Detecting threatening objects or items such as weapons in public venues has increased in importance as society becomes more violent and the public becomes more concerned with safety. In response to these safety concerns, security screening methods and systems have become more prevalent and are being used in facilities and places where the need for screening was previously not considered necessary. To increase safety while keeping public inconvenience at a minimum, the focus of the security screening industry is to increase the accuracy of distinguishing between threatening and non-threatening objects while maintaining a high throughput.
However, conventional security screening systems (also referred to as “conventional systems”) lack an adequate support structure and capability to combine increased sensitivity with increased selectivity and provide a reasonable throughput. For example, as the sensitivity of conventional systems is increased to facilitate detecting more objects that may be used in a threatening matter, more non-threatening objects are being detected and indicated as threatening objects. Increasing the detection of non-threatening objects adds no benefit to safety and detrimentally decreases throughput, which is very problematic if the conventional system is located in an airport. The conventional systems are detecting watches, belts, pocket change, buckles and keys as being potential weapons, and in response providing “false alarms,” due to a lack of selectivity or distinguishing capabilities of the conventional systems.
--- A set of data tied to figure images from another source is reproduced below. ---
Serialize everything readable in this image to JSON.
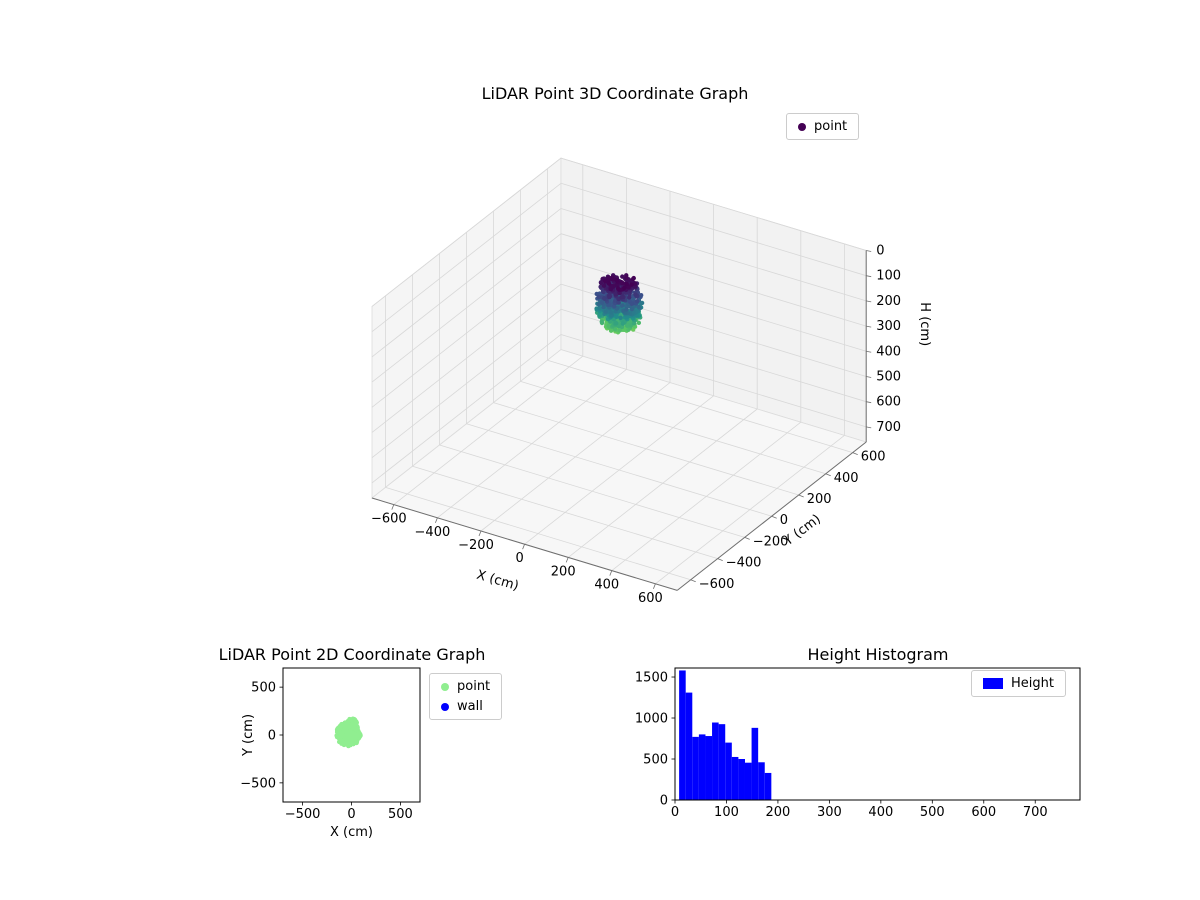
{
  "figure": {
    "background": "#ffffff"
  },
  "chart_data": [
    {
      "type": "scatter3d",
      "title": "LiDAR Point 3D Coordinate Graph",
      "xlabel": "X (cm)",
      "ylabel": "Y (cm)",
      "zlabel": "H (cm)",
      "xlim": [
        -700,
        700
      ],
      "ylim": [
        -700,
        700
      ],
      "zlim": [
        0,
        760
      ],
      "z_inverted": true,
      "xticks": [
        -600,
        -400,
        -200,
        0,
        200,
        400,
        600
      ],
      "yticks": [
        -600,
        -400,
        -200,
        0,
        200,
        400,
        600
      ],
      "zticks": [
        0,
        100,
        200,
        300,
        400,
        500,
        600,
        700
      ],
      "grid": true,
      "legend": [
        {
          "label": "point",
          "color": "#440154"
        }
      ],
      "cluster": {
        "center_x": 0,
        "center_y": 0,
        "radius_cm": 95,
        "h_min": 10,
        "h_max": 190,
        "points": 800,
        "colormap": "viridis",
        "color_t_max_divisor": 230
      }
    },
    {
      "type": "scatter",
      "title": "LiDAR Point 2D Coordinate Graph",
      "xlabel": "X (cm)",
      "ylabel": "Y (cm)",
      "xlim": [
        -700,
        700
      ],
      "ylim": [
        -700,
        700
      ],
      "xticks": [
        -500,
        0,
        500
      ],
      "yticks": [
        -500,
        0,
        500
      ],
      "grid": false,
      "legend": [
        {
          "label": "point",
          "color": "#90ee90"
        },
        {
          "label": "wall",
          "color": "#0000ff"
        }
      ],
      "cluster": {
        "center_x": -30,
        "center_y": 10,
        "radius_cm": 125,
        "points": 380,
        "color": "#90ee90",
        "bump": {
          "x": 5,
          "y": 125,
          "radius": 48,
          "points": 70
        }
      },
      "wall_points": []
    },
    {
      "type": "bar",
      "title": "Height Histogram",
      "xlabel": "",
      "ylabel": "",
      "xlim": [
        0,
        787
      ],
      "ylim": [
        0,
        1610
      ],
      "xticks": [
        0,
        100,
        200,
        300,
        400,
        500,
        600,
        700
      ],
      "yticks": [
        0,
        500,
        1000,
        1500
      ],
      "grid": false,
      "legend": [
        {
          "label": "Height",
          "color": "#0000ff"
        }
      ],
      "bar_color": "#0000ff",
      "bin_start": 8,
      "bin_width": 12.8,
      "values": [
        1580,
        1310,
        770,
        800,
        780,
        945,
        925,
        700,
        525,
        500,
        455,
        880,
        460,
        330
      ]
    }
  ]
}
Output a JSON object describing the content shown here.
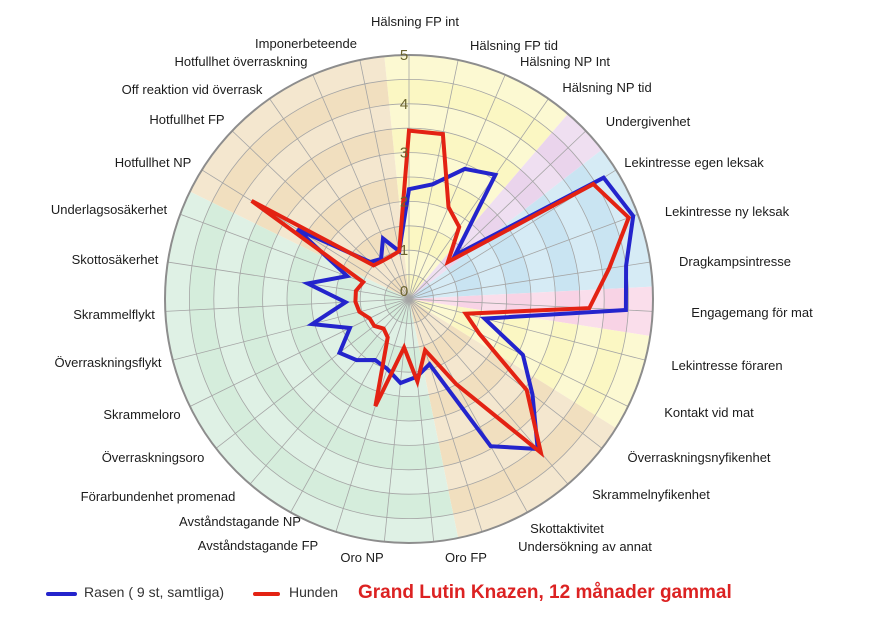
{
  "chart_data": {
    "type": "radar",
    "title": "Grand Lutin Knazen, 12 månader gammal",
    "title_color": "#dc2222",
    "axis_min": 0,
    "axis_max": 5,
    "ring_step": 0.5,
    "tick_labels": [
      "0",
      "1",
      "2",
      "3",
      "4",
      "5"
    ],
    "tick_color": "#6b6430",
    "grid_color": "#a5a5a5",
    "outer_ring_color": "#8d8d8d",
    "categories": [
      "Hälsning FP int",
      "Hälsning FP tid",
      "Hälsning NP Int",
      "Hälsning NP tid",
      "Undergivenhet",
      "Lekintresse egen leksak",
      "Lekintresse ny leksak",
      "Dragkampsintresse",
      "Engagemang för mat",
      "Lekintresse föraren",
      "Kontakt vid mat",
      "Överraskningsnyfikenhet",
      "Skrammelnyfikenhet",
      "Skottaktivitet",
      "Undersökning av annat",
      "Oro FP",
      "Oro NP",
      "Avståndstagande FP",
      "Avståndstagande NP",
      "Förarbundenhet promenad",
      "Överraskningsoro",
      "Skrammeloro",
      "Överraskningsflykt",
      "Skrammelflykt",
      "Skottosäkerhet",
      "Underlagsosäkerhet",
      "Hotfullhet NP",
      "Hotfullhet FP",
      "Off reaktion vid överrask",
      "Hotfullhet överraskning",
      "Imponerbeteende"
    ],
    "series": [
      {
        "name": "Rasen ( 9 st, samtliga)",
        "color": "#2424cc",
        "values": [
          2.25,
          2.4,
          2.9,
          3.1,
          1.3,
          4.7,
          4.9,
          4.5,
          4.45,
          1.6,
          2.6,
          3.2,
          4.05,
          3.45,
          1.4,
          1.6,
          1.73,
          1.5,
          1.43,
          1.65,
          1.8,
          1.35,
          2.05,
          1.3,
          2.1,
          1.35,
          2.7,
          1.1,
          1.0,
          1.35,
          1.0
        ]
      },
      {
        "name": "Hunden",
        "color": "#e32213",
        "values": [
          3.45,
          3.45,
          2.05,
          1.8,
          1.1,
          4.45,
          4.8,
          4.15,
          3.7,
          1.2,
          1.6,
          3.05,
          4.15,
          2.0,
          1.1,
          1.7,
          1.0,
          2.3,
          0.9,
          0.8,
          0.9,
          0.9,
          1.05,
          1.1,
          1.1,
          1.0,
          3.8,
          1.0,
          0.95,
          0.95,
          1.0
        ]
      }
    ],
    "sectors": [
      {
        "start_axis": 0,
        "end_axis": 3,
        "color": "#FBF7C3"
      },
      {
        "start_axis": 4,
        "end_axis": 4,
        "color": "#EAD4EC"
      },
      {
        "start_axis": 5,
        "end_axis": 7,
        "color": "#C9E4F2"
      },
      {
        "start_axis": 8,
        "end_axis": 8,
        "color": "#F8D3E5"
      },
      {
        "start_axis": 9,
        "end_axis": 10,
        "color": "#FBF7C3"
      },
      {
        "start_axis": 11,
        "end_axis": 14,
        "color": "#F1DFBF"
      },
      {
        "start_axis": 15,
        "end_axis": 25,
        "color": "#D5EDDC"
      },
      {
        "start_axis": 26,
        "end_axis": 30,
        "color": "#F1DFBF"
      }
    ],
    "legend_position": "bottom-left"
  }
}
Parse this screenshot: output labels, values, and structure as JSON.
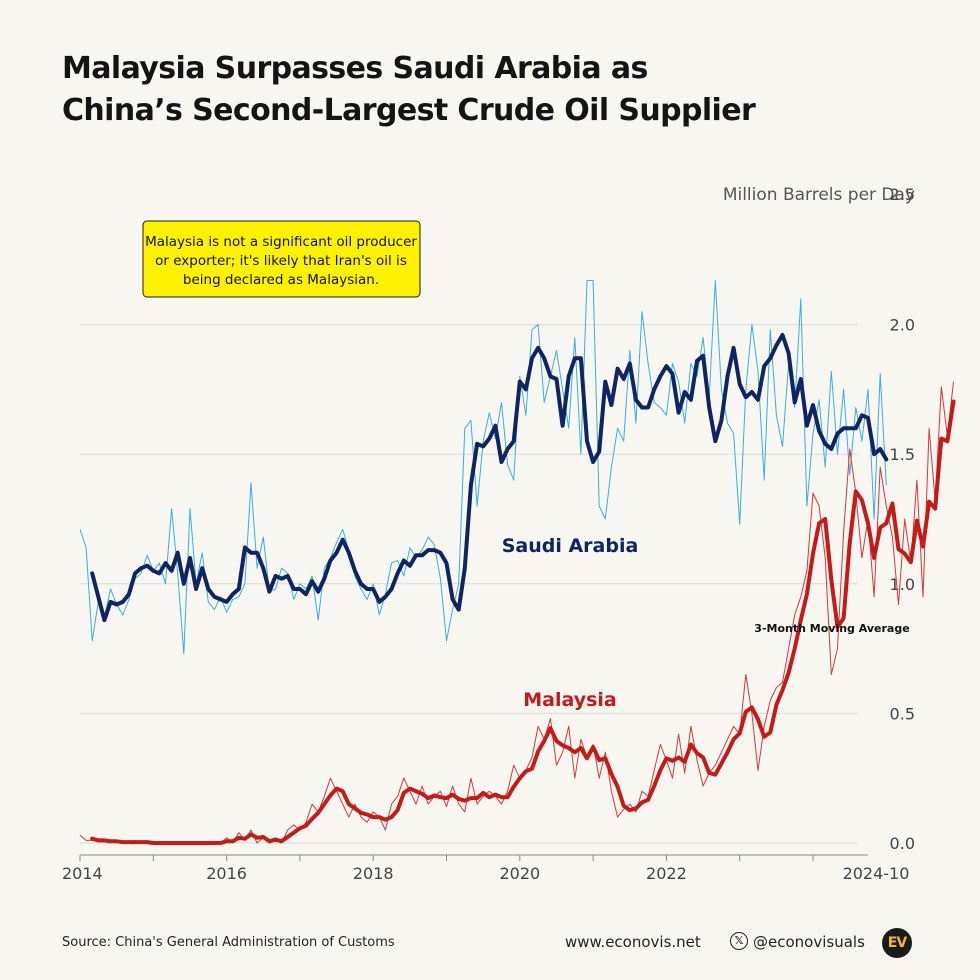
{
  "title": {
    "line1": "Malaysia Surpasses Saudi Arabia as",
    "line2": "China’s Second-Largest Crude Oil Supplier"
  },
  "annotation": {
    "line1": "Malaysia is not a significant oil producer",
    "line2": "or exporter; it's likely that Iran's oil is",
    "line3": "being declared as Malaysian.",
    "background": "#fff200"
  },
  "footer": {
    "source": "Source: China's General Administration of Customs",
    "site": "www.econovis.net",
    "x_icon": "x-logo-icon",
    "handle": "@econovisuals",
    "logo": "EV"
  },
  "chart_data": {
    "type": "line",
    "ylabel": "Million Barrels per Day",
    "ylim": [
      0,
      2.5
    ],
    "yticks": [
      "0.0",
      "0.5",
      "1.0",
      "1.5",
      "2.0",
      "2.5"
    ],
    "xticks": [
      "2014",
      "2016",
      "2018",
      "2020",
      "2022",
      "2024-10"
    ],
    "moving_average_label": "3-Month Moving Average",
    "grid": true,
    "series": [
      {
        "name": "Saudi Arabia",
        "color": "#0f2460",
        "raw_color": "#3aaee0",
        "start": "2014-01",
        "monthly": [
          1.21,
          1.14,
          0.78,
          0.93,
          0.87,
          0.98,
          0.92,
          0.88,
          0.94,
          1.02,
          1.04,
          1.11,
          1.05,
          1.08,
          1.0,
          1.29,
          1.04,
          0.73,
          1.29,
          1.0,
          1.12,
          0.93,
          0.9,
          0.95,
          0.89,
          0.94,
          0.95,
          1.0,
          1.39,
          1.06,
          1.18,
          0.97,
          0.98,
          1.06,
          1.04,
          0.94,
          1.0,
          0.98,
          1.03,
          0.86,
          1.06,
          1.1,
          1.16,
          1.21,
          1.13,
          1.03,
          0.98,
          0.94,
          1.0,
          0.88,
          0.96,
          1.08,
          1.09,
          1.03,
          1.14,
          1.1,
          1.13,
          1.18,
          1.15,
          1.02,
          0.78,
          0.9,
          1.0,
          1.6,
          1.63,
          1.3,
          1.55,
          1.66,
          1.56,
          1.7,
          1.46,
          1.4,
          1.8,
          1.65,
          1.98,
          2.0,
          1.7,
          1.8,
          1.9,
          1.75,
          1.6,
          1.95,
          1.5,
          2.17,
          2.17,
          1.3,
          1.25,
          1.45,
          1.6,
          1.55,
          1.9,
          1.62,
          2.05,
          1.85,
          1.7,
          1.68,
          1.65,
          1.85,
          1.78,
          1.62,
          1.85,
          1.8,
          1.95,
          1.72,
          2.17,
          1.75,
          1.62,
          1.58,
          1.23,
          1.75,
          2.0,
          1.82,
          1.4,
          1.98,
          1.65,
          1.53,
          1.85,
          1.68,
          2.1,
          1.3,
          1.58,
          1.71,
          1.45,
          1.82,
          1.5,
          1.75,
          1.42,
          1.68,
          1.55,
          1.75,
          1.25,
          1.81,
          1.38
        ],
        "ma_start": "2014-03",
        "ma": [
          1.04,
          0.95,
          0.86,
          0.93,
          0.92,
          0.93,
          0.96,
          1.04,
          1.06,
          1.07,
          1.05,
          1.04,
          1.08,
          1.05,
          1.12,
          1.0,
          1.1,
          0.98,
          1.06,
          0.98,
          0.95,
          0.94,
          0.93,
          0.96,
          0.98,
          1.14,
          1.12,
          1.12,
          1.06,
          0.97,
          1.03,
          1.02,
          1.03,
          0.98,
          0.98,
          0.96,
          1.01,
          0.97,
          1.02,
          1.09,
          1.12,
          1.17,
          1.12,
          1.05,
          1.0,
          0.98,
          0.98,
          0.93,
          0.95,
          0.98,
          1.04,
          1.09,
          1.07,
          1.11,
          1.11,
          1.13,
          1.13,
          1.12,
          1.08,
          0.94,
          0.9,
          1.06,
          1.38,
          1.54,
          1.53,
          1.56,
          1.61,
          1.47,
          1.52,
          1.55,
          1.78,
          1.75,
          1.87,
          1.91,
          1.87,
          1.8,
          1.79,
          1.61,
          1.8,
          1.87,
          1.87,
          1.55,
          1.47,
          1.51,
          1.78,
          1.69,
          1.83,
          1.79,
          1.85,
          1.71,
          1.68,
          1.68,
          1.75,
          1.8,
          1.84,
          1.81,
          1.66,
          1.74,
          1.71,
          1.86,
          1.88,
          1.68,
          1.55,
          1.63,
          1.8,
          1.91,
          1.77,
          1.72,
          1.74,
          1.71,
          1.84,
          1.87,
          1.92,
          1.96,
          1.89,
          1.7,
          1.79,
          1.61,
          1.69,
          1.59,
          1.54,
          1.52,
          1.58,
          1.6,
          1.6,
          1.6,
          1.65,
          1.64,
          1.5,
          1.52,
          1.48
        ]
      },
      {
        "name": "Malaysia",
        "color": "#c41a1a",
        "raw_color": "#d23a3a",
        "start": "2014-01",
        "monthly": [
          0.03,
          0.01,
          0.01,
          0.01,
          0.01,
          0.0,
          0.01,
          0.0,
          0.0,
          0.01,
          0.0,
          0.0,
          0.0,
          0.0,
          0.0,
          0.0,
          0.0,
          0.0,
          0.0,
          0.0,
          0.0,
          0.0,
          0.0,
          0.0,
          0.02,
          0.0,
          0.04,
          0.01,
          0.05,
          0.0,
          0.02,
          0.0,
          0.02,
          0.0,
          0.05,
          0.07,
          0.05,
          0.08,
          0.15,
          0.12,
          0.18,
          0.25,
          0.2,
          0.15,
          0.1,
          0.15,
          0.1,
          0.08,
          0.12,
          0.1,
          0.05,
          0.15,
          0.18,
          0.25,
          0.2,
          0.15,
          0.22,
          0.15,
          0.18,
          0.2,
          0.14,
          0.22,
          0.15,
          0.12,
          0.25,
          0.15,
          0.18,
          0.2,
          0.18,
          0.15,
          0.2,
          0.3,
          0.25,
          0.28,
          0.33,
          0.45,
          0.4,
          0.48,
          0.3,
          0.35,
          0.45,
          0.25,
          0.4,
          0.33,
          0.38,
          0.25,
          0.35,
          0.2,
          0.1,
          0.13,
          0.15,
          0.12,
          0.2,
          0.18,
          0.28,
          0.38,
          0.32,
          0.25,
          0.42,
          0.27,
          0.45,
          0.32,
          0.22,
          0.27,
          0.3,
          0.35,
          0.4,
          0.45,
          0.42,
          0.65,
          0.5,
          0.28,
          0.45,
          0.55,
          0.6,
          0.62,
          0.75,
          0.88,
          0.95,
          1.05,
          1.35,
          1.3,
          1.1,
          0.65,
          0.75,
          1.2,
          1.52,
          1.35,
          1.1,
          1.25,
          0.95,
          1.45,
          1.3,
          1.18,
          0.92,
          1.25,
          1.08,
          1.4,
          0.95,
          1.6,
          1.32,
          1.76,
          1.57,
          1.78
        ]
      }
    ]
  }
}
Accordingly, increased sensitivity without increased selectivity is not beneficial to safety or throughput.
These false alarms, which are due to mischaracterizing non-threatening objects, have a dramatic effect on the throughput of a conventional system as evidenced by the long lines of people awaiting the screening process at airports. The indication of a potential weapon or threat on a person means the screening process has to be temporarily interrupted to remove the person from the screening process for further investigation. Accordingly, if the potential problem or threat is a false alarm, the throughput of the system is unnecessarily interrupted and diminished without providing any benefit in the context of safety to the public. In fact, these false alarms can cause chaos at the busier airports. However, if conventional systems had adequate capability to selectively characterize the above list of items as non-threatening, then public safety and throughput of the screening process is maintained.
Additionally, conventional systems are sensitive to background noise and interference which greatly affects the throughput of the conventional system. For example, due to background noise and interference, conventional systems can indicate a threatening object on a person when no object exists which results in another false alarm. That is, this false alarm is not the result of mischaracterizing an existing object, but the result of an indication that an object exists when it does not. Sources of background noise include wheelchairs, trams, subways and even automobiles that pass proximate, but outside, a screening region of the conventional system. Once an alarm is indicated, whether false or not, only a more thorough investigation can determine if a threatening object exists. In the meantime, the throughput of the system has been interrupted and diminished. More problematic, background noise can interfere with the operability of conventional systems by overwhelming the system to mask the detection of a legitimately threatening object. Furthermore, if the magnitude of the background noise or interference is substantial, the operation of the system can be temporarily suspended or rendered inoperable.
Another form of interference or background noise that needs to be addressed in conventional systems is crosstalk between two or more systems, or crosstalk between respective portals of a single conventional system. Crosstalk results from the close proximity of circuitry and electronic components wherein undesirable communication occurs between the conventional systems or portals and effectively negates or impedes a proper screening process. Conventional structures and methods to address crosstalk include providing physical buffer zones to impede or block the interference. However, the buffer structures increase the area or footprint of a conventional system. In facilities where surface area is at a premium, increasing the footprint of a conventional system may not be an option if any desirably throughput is to be maintained.
Accordingly, there is a need to improve the capabilities of circuitry, systems and methods for detecting magnetic fields. There is a need to improve the capabilities of conventional security screening systems wherein increasing the sensitivity of the system does not affect the selectivity or distinguishing capability of the system thereby maintaining a reasonable throughput. Moreover, there is a need to increase the selectivity or distinguishing capability of the conventional security screening systems. Furthermore, there is a need to improve designs of security screening systems to negate or cancel background noise and interference without increasing the footprint of the system. Making these improvements will increase the capability of security screening systems to detect threatening objects, to distinguish between threatening and non-threatening objects, and to increase throughput, all the while increasing public safety.